I am having difficulty understanding the figure presented.

For V100 I am seeing 4 lines for each warp but A100 has 1 lines for each wart to comunicate with RF. Based in that I expect V100 should be faster for comunication with RF, but A100 is faster.

Why V100 has 4x more warps?

Also from SMEM V100 has 2x more conections, so how A100 is better?

Considering you linked the whitepaper, I will refer to the diagram on p40 of the whitepaper. It’s not identical to the picture you posted, which appears to be from a presentation of some sort.

Several kinds of efficiency improvements are being depicted in this diagram:

  1. A100 introduced hardware-accelerated asynchronous shared memory loading from global. This is reflected in the A100 flow that shows that there are no trips through L1 or RF prior to the data entering SMEM.

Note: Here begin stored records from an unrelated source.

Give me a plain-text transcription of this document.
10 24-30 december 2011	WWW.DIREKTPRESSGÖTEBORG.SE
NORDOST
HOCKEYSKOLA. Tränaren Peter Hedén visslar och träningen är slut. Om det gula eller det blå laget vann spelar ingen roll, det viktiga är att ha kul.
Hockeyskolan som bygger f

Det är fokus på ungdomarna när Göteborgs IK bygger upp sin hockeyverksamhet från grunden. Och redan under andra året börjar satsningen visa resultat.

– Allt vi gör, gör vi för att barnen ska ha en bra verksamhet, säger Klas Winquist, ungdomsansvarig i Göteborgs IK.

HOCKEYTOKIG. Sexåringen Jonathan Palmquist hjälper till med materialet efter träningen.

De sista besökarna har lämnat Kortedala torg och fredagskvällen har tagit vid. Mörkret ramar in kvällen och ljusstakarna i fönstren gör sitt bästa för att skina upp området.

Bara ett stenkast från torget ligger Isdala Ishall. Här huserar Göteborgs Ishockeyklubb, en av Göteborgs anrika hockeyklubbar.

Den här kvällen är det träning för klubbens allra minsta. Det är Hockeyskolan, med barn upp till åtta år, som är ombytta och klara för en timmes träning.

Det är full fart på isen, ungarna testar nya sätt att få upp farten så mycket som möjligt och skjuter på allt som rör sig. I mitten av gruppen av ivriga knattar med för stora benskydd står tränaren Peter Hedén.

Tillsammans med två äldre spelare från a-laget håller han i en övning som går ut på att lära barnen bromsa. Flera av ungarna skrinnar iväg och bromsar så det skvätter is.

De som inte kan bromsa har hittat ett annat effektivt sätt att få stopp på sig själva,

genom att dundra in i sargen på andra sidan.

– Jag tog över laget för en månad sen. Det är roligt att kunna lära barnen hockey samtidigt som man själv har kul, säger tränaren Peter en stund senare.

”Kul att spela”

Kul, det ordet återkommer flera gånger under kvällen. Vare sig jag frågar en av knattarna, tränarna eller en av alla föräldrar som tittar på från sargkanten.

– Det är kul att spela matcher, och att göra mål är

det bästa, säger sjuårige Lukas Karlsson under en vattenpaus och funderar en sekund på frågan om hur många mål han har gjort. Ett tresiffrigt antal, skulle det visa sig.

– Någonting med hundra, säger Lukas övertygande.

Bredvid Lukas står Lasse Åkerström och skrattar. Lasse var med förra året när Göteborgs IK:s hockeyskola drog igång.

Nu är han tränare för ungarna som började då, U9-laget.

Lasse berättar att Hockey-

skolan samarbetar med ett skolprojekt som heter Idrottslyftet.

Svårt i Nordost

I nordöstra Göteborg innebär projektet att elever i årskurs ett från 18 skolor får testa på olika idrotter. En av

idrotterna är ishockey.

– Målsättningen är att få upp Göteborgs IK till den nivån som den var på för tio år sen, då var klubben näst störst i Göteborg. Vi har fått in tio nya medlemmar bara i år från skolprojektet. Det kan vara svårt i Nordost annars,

  2. More efficient Tensorcore patterns in A100. This is depicted in the difference in the diagrams that show 4 blue arrows from SMEM to RF, as well as the 4 black arrows for each warp, in the V100 case, whereas the A100 cases shows 2 of each. The idea here is that a tensor core op involves loading of operands into a particular register pattern in the warp. The pattern of operands in memory will determine the efficiency with which this can be accomplished. The A100 tensorcore load operations can be more efficient, due to the ordering of operands in memory that are needed by each warp, in a tiled matrix multiply setting. Also, keep in mind that the highest throughput tensorcore op in V100 was four 8x8 multiplies per warp/op, whereas A100 can efficiently do a single 16x16 multiply per warp/op.

As a result of these two changes, the number of operations to/from shared are reduced (improving the bandwidth situation) and the capacity requirements in the register file (“in flight”) are cut in half, because we no longer need a temporary copy of the operands as they make their way from global memory to shared memory.

The arrows don’t reflect communication links, paths or connectivity, but instead represent transactions required during a typical tiled matrix-multiply operation. One reason A100 is faster is because it uses available capacity more efficiently for the same work.

V100 does not have or require 4x more warps. The warps on each side of the diagram are labelled in black, warp0, warp1, warp2, warp3. However to deposit the operands as they appear in memory into the necessary thread/register file pattern to support the tensorcore op in V100 requires more transactions than it requires in A100.

Again, those are not connections. Those are operations or transactions that are required for a particular work sequence.